La loi ne peut pas tout

Pauline et moi sommes en couple depuis 11 ans. Nous avons 37 ans, vivons près de Lyon, et l’heure est venue d’agrandir la famille. Nous n’étions toutes les 2 pas vraiment emballées par la maternité donc nous nous sommes entendues pour que celle qui serait la moins gênée professionnellement le fasse. Je suis ensei-gnante et Pauline employée du secteur privé. Le choix a été simple.

Nous avons attendu que la loi de bioéthique soit promulguée pour pouvoir effectuer plus sereinement l’ensemble des démarches pour la PMA. Comme nous avions pris contact avec une clinique à San Sebastian avant cela, nous avons aujourd’hui la chance de pouvoir rapidement être prises en charge là-bas. Car vous l’aurez compris, l’AMP en France ce ne sera pas possible pour nous. Ceci pour 2 raisons: les délais du Cecos aujourd’hui à Lyon sont de 3 ans ; et mes réserves ovariennes ne sont pas suffisantes pour prendre le risque d’attendre. Officiellement nous avons donc fait une demande d’AMP au Cecos de Lyon, mais en parallèle nous allons commencer les inséminations en Espagne.

Nous aurions pu commencer les inséminations au mois de mai, mais certaines contraintes notariales nous retardent. La loi bioéthique ayant établie certaines règles par rapport à la filiation, nous sommes en attente de la rédaction par le notaire de 2 actes qui doivent impérativement être signés avant la première insémination, sous peine de considérablement complexifier les choses une fois l’enfant né. La réalité sur le terrain aujourd’hui c’est que nous sommes confrontées à des notaires réticents, parfois agressifs, et mal informés. Et même s’ils ont une obligation d’instrumenter, notre expérience en la matière reste laborieuse. Les actes à réaliser sont complexes, nécessitent une mise à jour régulière et sont peu rémunérateurs.

Comment pouvions-nous espérer que les échanges soient apaisés ? Concernant le corps médical, c’est une autre histoire. Rien que pour les quelques démarches que nous avons eu à faire ici, nous avons rencontré une bonne moitié de professionnels agissant à l’encontre de la mission de service public qui leur a été confiée. Sans parler du respect du serment d’Hippocrate. Et alors que certains restent discrets quant à leurs opinions, d’autres les affichent de manière totalement décomplexée. A titre d’illustration, nous avons dû consulter un gynécologue spécialisé dans la reproduction.
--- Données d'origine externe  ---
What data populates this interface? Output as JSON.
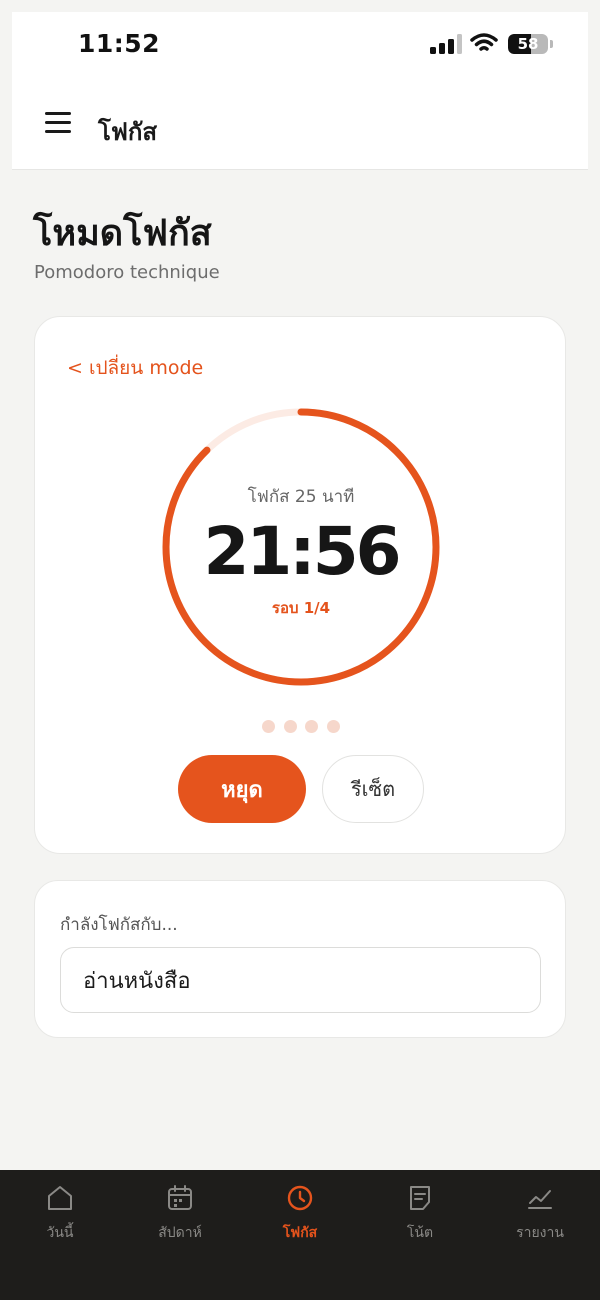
{
  "status_bar": {
    "time": "11:52",
    "battery": "58"
  },
  "app_bar": {
    "title": "โฟกัส"
  },
  "page": {
    "title": "โหมดโฟกัส",
    "subtitle": "Pomodoro technique"
  },
  "timer": {
    "switch_mode": "< เปลี่ยน mode",
    "label": "โฟกัส 25 นาที",
    "time_remaining": "21:56",
    "round": "รอบ 1/4",
    "progress_fraction": 0.877,
    "total_sessions": 4,
    "pause_label": "หยุด",
    "reset_label": "รีเซ็ต"
  },
  "task": {
    "label": "กำลังโฟกัสกับ...",
    "value": "อ่านหนังสือ"
  },
  "tabs": [
    {
      "label": "วันนี้",
      "icon": "home-icon"
    },
    {
      "label": "สัปดาห์",
      "icon": "calendar-icon"
    },
    {
      "label": "โฟกัส",
      "icon": "clock-icon",
      "active": true
    },
    {
      "label": "โน้ต",
      "icon": "note-icon"
    },
    {
      "label": "รายงาน",
      "icon": "chart-icon"
    }
  ],
  "colors": {
    "accent": "#e5541d",
    "ring_track": "#fcebe4",
    "dot": "#f6d7cb",
    "tabbar": "#1e1d1b"
  }
}
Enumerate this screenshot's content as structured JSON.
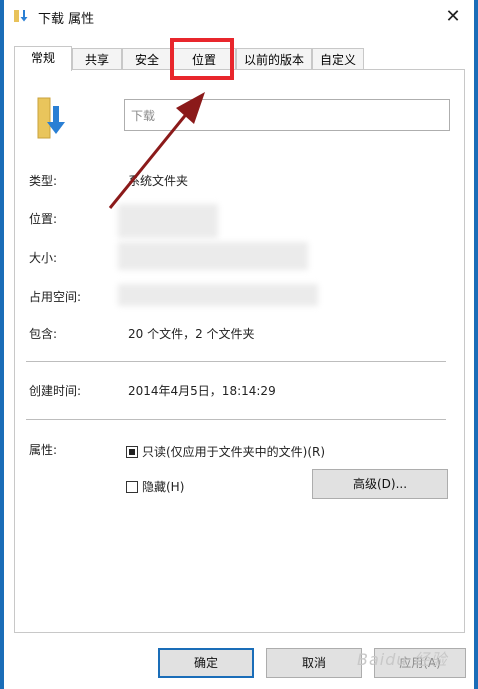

Après m’être entendue dire que le fait de ne pas avoir de relations sexuelles avec un homme allait complexifier les examens et l’insémination, nous avons eu le droit d’assister à une argumentation glaçante nous conseillant de privilégier la voie naturelle ou d’aller en Espagne pour ne pas avoir à encombrer encore plus le Cecos : « situation intenable pour les couples hétérosexuels qui le vivent comme une double peine ». Autre fait marquant lors de mon hystérosalpin-gographie : j’ai été prise en charge par un radiologue qui à l’évidence a perdu tous ses moyens lorsqu’en répondant à une de ses questions je lui ai annoncé que j’étais homosexuelle. Après 20 minutes, on m’a demandé de partir, sans aucun résultat et ce malgré de multiples tentatives très douloureuses. M’ont été reprochés un vagin trop étroit, trop de stress, et une morphologie inadaptée à un tel examen. Le tout pour la modique somme de 170€ aux frais du contribuable ! Cet examen ne pouvant se faire que durant quelques jours du cycle menstruel, une autre clinique lyonnaise a accepté de me recevoir en urgence pour réessayer, et tout s’est bien déroulé. L’ouverture de cette loi est un grand pas pour la communauté LGBT+, mais malheureusement, comme Simone Veil le disait : « La loi ne peut pas tout ». Si nos aînées ont été contraintes de se rendre à l’étranger pour des PMA en toute clandestinité; aujourd’hui nous sommes confrontées à une autre forme de violence, celle d’un pays, notre pays, qui semble avoir légalisé la PMA aux couples de même sexe et aux femmes seules, sans s’être donné les moyens d’accompagner sa mise en application.